This week I started waking up a half hour earlier (3:45AM!) to start my morning workouts. This week I managed to start going to bed earlier. This week I refocused my eating habits to reflect my fitness goals (Elite Spartan Beast on 4/29) . This week was the start of a journey that required me to conduct 17 formal teacher observations in 8 days (12 days including post-observation conferences). This week the lessons for my 3 daily classes were absolutely on-point. Everything was going so well for me this week, until...

Then my students informed me that I am a grumpy teacher. One of my students coined the term "Grumpy T" (T for Thom) to describe me. This started a class-wide discussion in one period where the class agreed that I had been grumpy and different all week. This shocked me and I felt incredulous when I heard this. My body felt great from the workouts, I was getting more sleep than before, I was eating much healthier, and I was loving all the observations and genuine conversations I was having with teachers. How could I possibly be grumpy?

I proceeded to tell them that I felt better this week than I had in a long time and that I'm not different; that it was their behavior that was frustrating. They seemed extra talkative this week. There were numerous occasions during a class period that prevented me from finishing a sentence without experiencing an interruption. I pushed back and put the onus on them. After all, I had tried everything I could to improve the issues in the class. I did my job...or had I?

I am in my ninth year as an educator and have never been called "grumpy", let alone have a nickname attributed to me with that word in it. This was a serious allegation and demanded my attention and reflection. We spent so much time as a class working to create a safe space that I thought there was no possible way for this. After much reflection and with the help of a great friend (much love Oskar), I realized that the problem was me.

For the first time this school year, I felt that I had control of my entire life. Professionally, I had a real schedule for observations and conferences and my class plans sought to maximize student engagement and enjoyment. Personally, I had started to duplicate some of the physical routines that allow me to compete in Elite Spartan Races. I had control of so much, but I was greedy. I wanted control of everything, including how my students interacted in my classroom.
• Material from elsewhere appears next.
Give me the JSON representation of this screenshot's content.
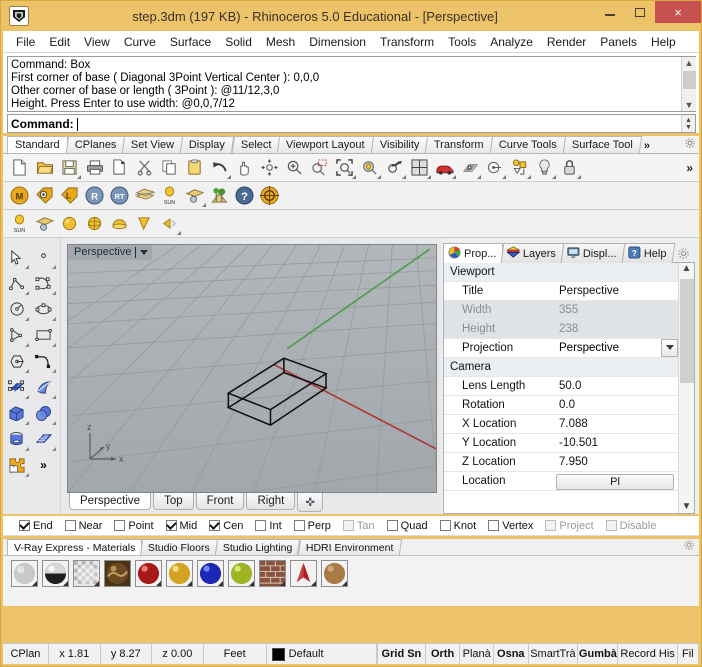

I spoke with my students about the environment that we created and even suggested that maybe they were too comfortable with how our class operates. Then I realized that we created the environment. The entire foundation of our classes consists of shared control and shared dominion over our shared space. I have spent the entire school year embracing my lack of control. I have let my students drive instruction, discussion, and all aspects of the class. Here I was trying flip the script so I could have full control over what transpired when we were together. Who did I think I was?

As educators, we sometimes want to have as much control over as many things as we can. This doesn't make you a control freak; this is natural and completely understandable. We spend so much time creating and planning amazing lessons and plans for our classes. We want them to unfold exactly the way that we visioned in our minds. If you have spent a few weeks in any classroom, you know that things never go the way you want. The best educators are the best educators because they understand this, embrace it, and adjust accordingly.

One of the major suggestions during all of my post-observation conferences with my teachers was to give students more control of the classroom. I explain to teachers that it will be messy, loud, and sometimes look like a disaster, but that doesn't mean that it isn't working. When your students tell you that you are grumpy (or annoyed, different, angry, or any other emotion), the transfer of control is working and clear. You are creating leaders and free-thinkers. Do yourself and your students a favor and listen. They spend a lot of time with you and they probably know your tendencies and personality better than you do. Listen to them!

After realizing this, I addressed my students. I told them while I started working out in the morning, it prevented me from doing my morning meditations (they know this is a big part of my daily routine because I share my life with them). I explained how this affected me physically, mentally, and emotionally and apologized to them. I owned who I was this week and it flipped the narrative entirely. As a result, we enjoyed some of our best classes on Friday and everyone felt good while learning.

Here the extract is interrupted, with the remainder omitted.